Various native North American tribes used the plant both as a food source and herbal medicine.
The Native Americans used the herb in the form of a decoction which was consumed to “improve the blood”. As a cooked vegetable the plant was used for its overall health benefits and as a preventive method for scurvy.
A decoction was used both externally for cleansing and internally for painful legs.
The leaves and stems were boiled with beans to curb stomach aches and to reduce bowel gas production caused by the beans. Furthermore, wraps were made from the leaves and used as a treatment for burns.
Lamb’s Quarters Uses as a Food Source
Lamb’s quarters is related to spinach (Spinacia oleracea) and can be used in the same way in cooking.
In Europe, when spinach was first introduced in the Middle Ages, the tradition of eating lamb’s Quarters was largely forgotten.
In some European countries when faced with starvation during World War II the old tradition of consuming the plant as a vegetable was revived. The herb contains more iron and protein than both cabbage and spinach, and more vitamin B1 and calcium than raw cabbage.
In cooking the leaves can be boiled as a vegetable or eaten raw. They are an excellent addition to both soups and stews. They can also be finely chopped and added to salads or to any kind of dishes were a little “green touch” is needed.
When the young stems are still soft early in the summer, they can be used in the same way as asparagus.
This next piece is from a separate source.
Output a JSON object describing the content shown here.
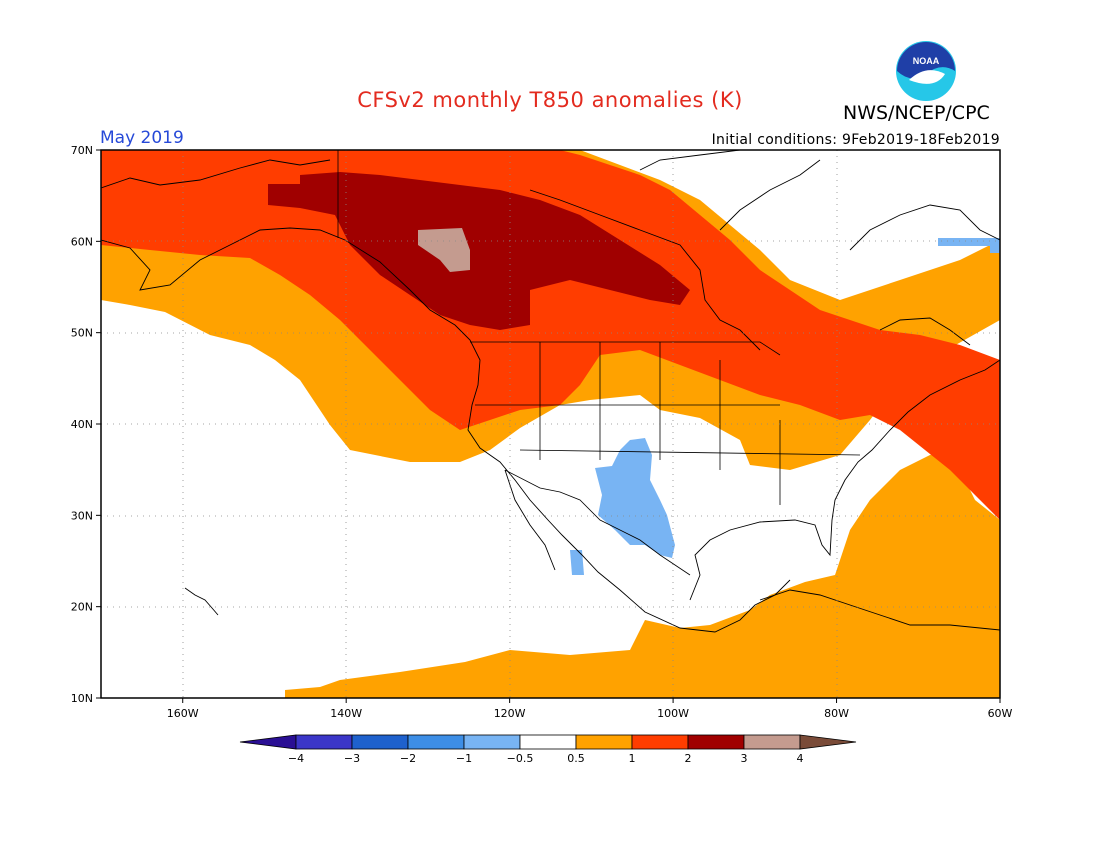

Furthermore, the young flowering bulbs can be boiled and eaten as a broccoli substitute.
The seeds are very nutritious and can be dried and ground into a flour. They can also be used to make porridge or mixed with casseroles and soups. In addition, the seeds can be sprouted and use in salads.
The seeds have been used for centuries as a chicken fodder which is reflected in one of the plant’s common English name “fat hen”.
Dosage and Administration
As a poultice for wound treatment, the fresh leaves should be mashed before applied to the injured area.
To make an herbal tea, one teaspoon of the dried leaves can be added to one cup of boiling water which then is allowed to steep for 10 minutes before it is strained. This herbal tea can be drunk as needed.
Possible Side Effects and Interactions of Lamb’s Quarters
Lamb’s quarters is an edible plant that has been used as food since ancient times. It is, therefore, safe to say that little risk is associated with ingesting this herb in reasonable amounts.
Many species belonging to the genus Chenopodium contain saponins, but often in such small quantities that they are harmless.
Although saponins are poisonous, they are usually not absorbed well by the body, and in most cases pass through the intestines without causing any problems.
In addition, the saponins are mostly broken down and rendered harmless when boiled.
There have been reports of sensitivity to light in people after consuming large quantities of the plant.
Allen, David E. & Gabrielle Hatfield: Medicinal Plants in Folk Tradition. An Ethnobotany of Britain & Ireland. Portland / Cambridge, Timber Press 2004.
Barker, Julian: The Medicinal Flora of Britain & Northwestern Europe. Kent, Winter Press 2001.
Hatfield, Gabrielle: Hatfield’s Herbal. London, Allen Lane 2007.
Moerman, Daniel E.: Native American Ethnobotany. Portland, Timber Press 1998.
Stuart, Malcolm: The Encyclopedia of Herbs and Herbalism. London, Orbis Publishing 1979.